PF solicita bloqueio de bens da Gerdau por contaminação em praia de Salvador
Por: Redação
10/08/2026 • 14h20
A Polícia Federal pede à Justiça o bloqueio de bens da Gerdau para assegurar reparações pela contaminação na Praia de São Tomé de Paripe, afetando 800 famílias.
A Polícia Federal (PF) requereu à Justiça Federal da Bahia a indisponibilidade dos bens da siderúrgica Gerdau.

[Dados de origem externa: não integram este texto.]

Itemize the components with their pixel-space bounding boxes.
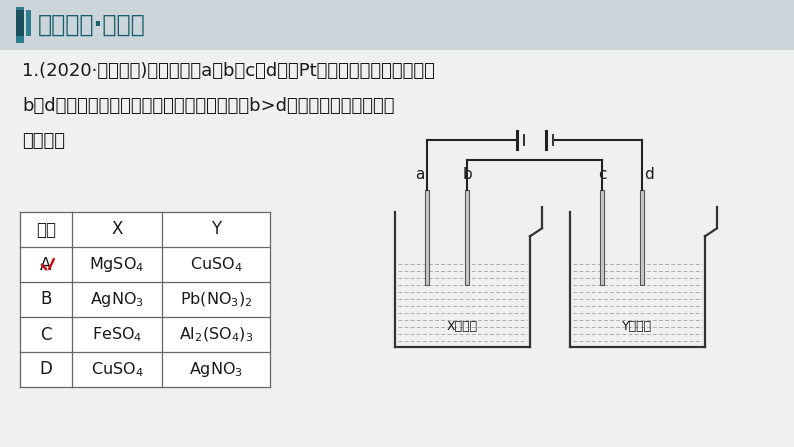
- Text: d: d: [644, 167, 654, 182]
- Text: Y盐溶液: Y盐溶液: [622, 320, 653, 333]
- Bar: [20, 212, 270, 387]
- Text: X盐溶液: X盐溶液: [447, 320, 478, 333]
- Text: B: B: [40, 291, 52, 308]
- Text: CuSO$_4$: CuSO$_4$: [190, 255, 242, 274]
- Text: Al$_2$(SO$_4$)$_3$: Al$_2$(SO$_4$)$_3$: [179, 325, 253, 344]
- Text: 递进题组·练能力: 递进题组·练能力: [38, 13, 146, 37]
- Text: AgNO$_3$: AgNO$_3$: [189, 360, 243, 379]
- Text: b和d上没有气体逸出，但质量均增大，且增重b>d。符合上述实验结果的: b和d上没有气体逸出，但质量均增大，且增重b>d。符合上述实验结果的: [22, 97, 395, 115]
- Text: A: A: [40, 256, 52, 274]
- Text: a: a: [415, 167, 425, 182]
- Text: 1.(2020·长春质检)如图装置中a、b、c、d均为Pt电极。电解过程中，电极: 1.(2020·长春质检)如图装置中a、b、c、d均为Pt电极。电解过程中，电极: [22, 62, 435, 80]
- Text: D: D: [40, 360, 52, 379]
- Bar: [16, 7, 24, 43]
- Bar: [640, 190, 644, 285]
- Bar: [26, 10, 31, 36]
- Text: Pb(NO$_3$)$_2$: Pb(NO$_3$)$_2$: [179, 290, 252, 309]
- Text: b: b: [462, 167, 472, 182]
- Text: FeSO$_4$: FeSO$_4$: [92, 325, 142, 344]
- Bar: [16, 10, 24, 36]
- Text: C: C: [40, 325, 52, 343]
- Bar: [600, 190, 604, 285]
- Text: CuSO$_4$: CuSO$_4$: [91, 360, 144, 379]
- Text: 盐溶液是: 盐溶液是: [22, 132, 65, 150]
- Bar: [0, 0, 794, 50]
- Bar: [465, 190, 469, 285]
- Text: X: X: [111, 220, 123, 239]
- Text: MgSO$_4$: MgSO$_4$: [90, 255, 145, 274]
- Text: Y: Y: [211, 220, 221, 239]
- Bar: [0, 50, 794, 447]
- Bar: [425, 190, 429, 285]
- Text: AgNO$_3$: AgNO$_3$: [90, 290, 144, 309]
- Text: 选项: 选项: [36, 220, 56, 239]
- Text: c: c: [598, 167, 607, 182]
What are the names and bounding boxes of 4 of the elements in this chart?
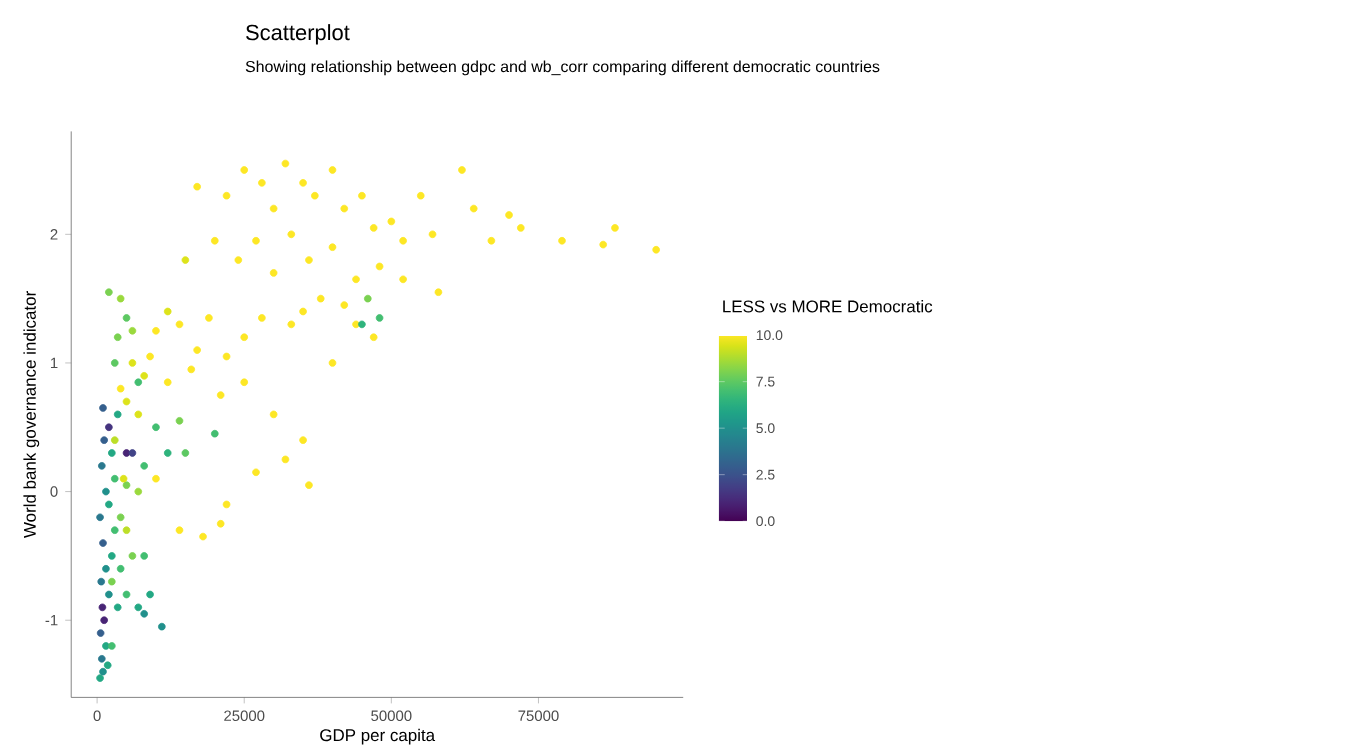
- chart-title: Scatterplot: [246, 24, 350, 45]
- x-axis-title: GDP per capita: [320, 728, 436, 745]
- color-bar-title: LESS vs MORE Democratic: [723, 300, 933, 313]
- y-axis-title: World bank governance indicator: [23, 291, 40, 538]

Essa ação cautelar visa garantir que a empresa possa arcar com eventuais reparações e indenizações socioambientais relacionadas à contaminação da faixa litorânea próxima à Praia de São Tomé de Paripe, no Subúrbio Ferroviário de Salvador.
O pedido, inicialmente revelado pelo jornalista Gustavo Maia, tem como objetivo evitar a venda, transferência ou oneração dos bens da Gerdau até que uma decisão final seja proferida, assegurando assim os recursos necessários para compensar os danos causados.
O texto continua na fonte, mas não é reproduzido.